断りもなしに煙草を一本取りだした男を、私は責めなかった。起きているだけで手足が冷え、徐々に意識が薄れていく。責める気力もなかったというのが正しい。
「どう、ぞ……」
何か言う代わりに、私は棚の引き出しを指差した。そこには毎晩決まった時間に取り出され、小さなキャンドルに火を灯すだけのライターが収まっている。夜毎小さな火を見つめ続けることを慰めとする、末期患者に許されたわがまま。
「__、」
男は懐にマッチを持っていたが、私の指の先を見るや、それをしまい直して引き出しを開けた。安価な黒のライターを使い、男は煙草に火を付ける。チャッ、と軽い音がして、白い病室に仄かな煙が立ちのぼった。やや灰色を含んだ煙を吐き、彼はちょっと首を傾ける。声こそ無いが、礼を言われたような気がした。
「居て、くれる、の」
質問の答えに、男はそっと窓の方を見た。ここに居てやる、と低い幻聴を私は聞いた。
「寒い」
じわじわと手足が冷え、痺れていく感覚に、私は再び声を上げる。それは音として形になる前に私の中から消えてしまったが、次の瞬間、右手に僅かな重みが乗り、聞こえずとも良いのだと分かる。

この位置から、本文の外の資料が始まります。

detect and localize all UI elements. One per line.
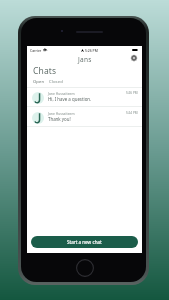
staticText: Chats	[33, 65, 57, 77]
staticText: Jane Hussaiteem	[48, 111, 75, 115]
staticText: 5:26 PM	[85, 48, 98, 53]
staticText: Open	[33, 79, 45, 85]
button[interactable]: Jane Hussaiteem	[27, 107, 142, 127]
staticText: Start a new chat	[67, 239, 102, 245]
button[interactable]: Start a new chat	[31, 236, 138, 248]
staticText: 5:26 PM	[126, 91, 138, 95]
staticText: Jane Hussaiteem	[48, 91, 75, 95]
staticText: Jans	[78, 55, 92, 64]
staticText: Hi, I have a question.	[48, 96, 92, 102]
button[interactable]: Settings	[128, 52, 139, 63]
button[interactable]: Open	[33, 79, 45, 88]
staticText: Thank you!	[48, 116, 71, 122]
staticText: 5:24 PM	[126, 111, 138, 115]
button[interactable]: Jane Hussaiteem	[27, 87, 142, 107]
button[interactable]: Closed	[49, 79, 63, 88]
staticText: Carrier	[30, 48, 42, 53]
staticText: Closed	[49, 79, 63, 85]
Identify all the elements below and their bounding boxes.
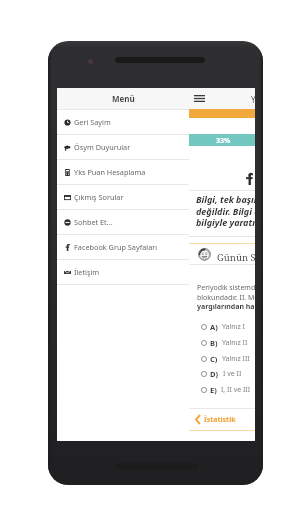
button[interactable]: Geri Sayim [57, 110, 189, 134]
button[interactable]: B) [201, 336, 255, 350]
staticText: Geri Sayim [74, 117, 111, 127]
staticText: blokundadır. II. Metal özelliği [197, 293, 255, 303]
staticText: Ösym Duyurular [74, 142, 131, 152]
staticText: İletişim [74, 267, 100, 277]
button[interactable]: İletişim [57, 260, 189, 284]
button[interactable]: E) [201, 383, 255, 397]
button[interactable]: Yks Puan Hesaplama [57, 160, 189, 184]
staticText: Yalnız III [222, 354, 250, 364]
staticText: Periyodik sistemde I. A grubu [197, 283, 255, 293]
staticText: D) [210, 369, 219, 379]
staticText: bilgiyle yaratılır. [196, 216, 255, 228]
button[interactable]: C) [201, 352, 255, 366]
button[interactable]: Facebook Grup Sayfaları [57, 235, 189, 259]
staticText: I, II ve III [221, 385, 251, 395]
staticText: değildir. Bilgi ancak [196, 205, 255, 217]
staticText: Facebook Grup Sayfaları [74, 242, 158, 252]
button[interactable]: Çıkmış Sorular [57, 185, 189, 209]
staticText: Yalnız I [222, 322, 245, 332]
staticText: Yks Geri Sayim [251, 94, 255, 105]
staticText: yargılarından hangileri doğru [197, 302, 255, 312]
button[interactable]: A) [201, 320, 255, 334]
staticText: Menü [112, 93, 135, 104]
staticText: Çıkmış Sorular [74, 192, 124, 202]
staticText: Yks Puan Hesaplama [74, 167, 146, 177]
staticText: Bilgi, tek başına yeterli [196, 193, 255, 205]
staticText: E) [210, 385, 217, 395]
staticText: Yalnız II [222, 338, 248, 348]
button[interactable]: Sohbet Et... [57, 210, 189, 234]
staticText: I ve II [223, 369, 242, 379]
staticText: B) [210, 338, 218, 348]
staticText: A) [210, 322, 218, 332]
button[interactable]: Open navigation menu [186, 88, 212, 109]
staticText: C) [210, 354, 218, 364]
button[interactable]: İstatistik [195, 409, 255, 430]
staticText: İstatistik [204, 415, 236, 425]
staticText: 33% [216, 136, 231, 146]
staticText: Sohbet Et... [74, 217, 113, 227]
button[interactable]: D) [201, 367, 255, 381]
button[interactable]: Ösym Duyurular [57, 135, 189, 159]
staticText: Günün Sorusu [217, 251, 255, 264]
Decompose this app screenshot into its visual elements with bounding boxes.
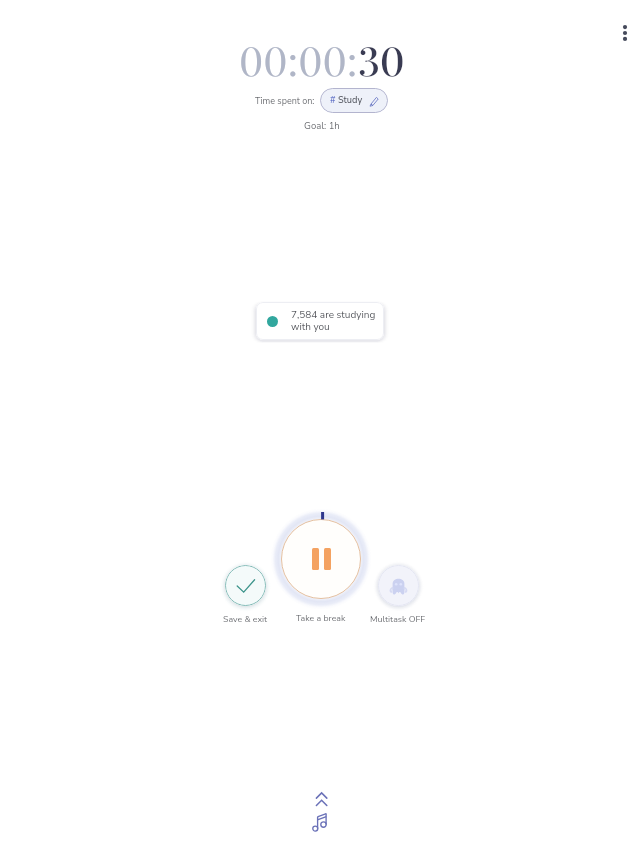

彼はいままでずっとそうしてきたかのように、点滴に繋がれた私の手を、包帯から覗く指先をそっと握った。あたたかさはまるでない。ハンカチを押し当てられたような感覚だけが私の爪を覆い続ける。
視界が白く狭まっていく。
もうどんな音も遠くにある。
近づく終わりは、春風と煙草のにおいがした。
ただひとつ分かったこととして、私は死の間際、一人でなかった。それひとつで私はひどく満たされていた。